= The Middle Ground =

Margaret Drabble novel

First edition
publ. Weidenfeld and Nicolson

The Middle Ground is a 1980 novel by British novelist Margaret Drabble. It is her ninth published novel. The novel explores the "crisis of British urban life" through the eyes of a middle aged journalist, Kate Armstrong.

Several critics compare the narrative to Virginia Woolf's Mrs Dalloway, with critic Roberta Rubenstein calling the novel "essentially plotless" instead exploring human relationships in a particular time and space.

==Intertextuality==
The novel contains long reflections on Kate's past; several critics describe these reflections as similar to Mrs. Dalloway. Kirkus Reviews describes the same stylistic features, writing that the novel is "Told almost completely in a series of ruminations (Kate's and her friends'), the book has a vulnerable, occasionally fey, but almost consistently charming lurch to it." The novel also has episodes that give homage to Proust.

Critic Roberta Rubenstien suggest that the title of the novel likely refers to Henry James's The Middle Years.

==Reception==
The novel had mixed reception.
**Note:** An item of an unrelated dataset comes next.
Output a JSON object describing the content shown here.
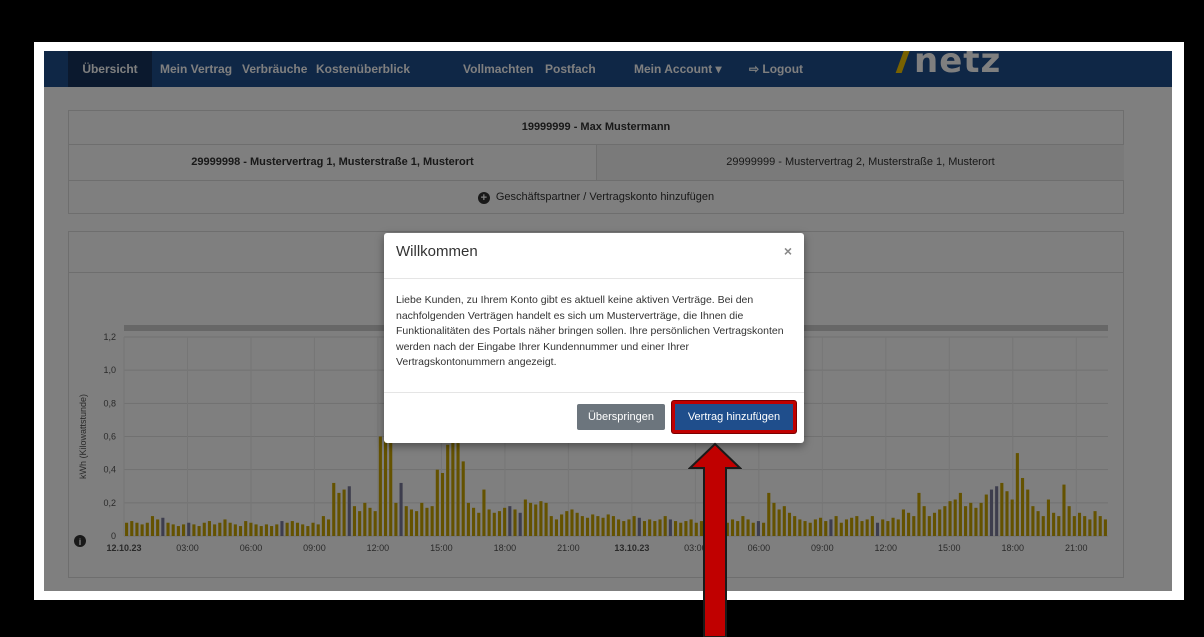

The New York Times reviewer Phyllis Rose, described the novel as part of Drabble's chronicling of 20th century British culture, comparing her to Dickens and Balzac, though in doing so it is a "faltering step in her development". However, Rose had mixed feelings about the novel's treatment, describing it as focusing too much on commentary, writing "it hurts the novel that it is so mercilessly topical." Margaret Forster called the novel "not a novel but a sociological treatise".

Kirkus Reviews gave praise for the novel, writing "with each succeeding novel, Drabble appears to edge ever closer to being E. M. Forster's heir: rich works, turned and molded by helpless circumstance, about the apprehensions and redemptions of staying responsible."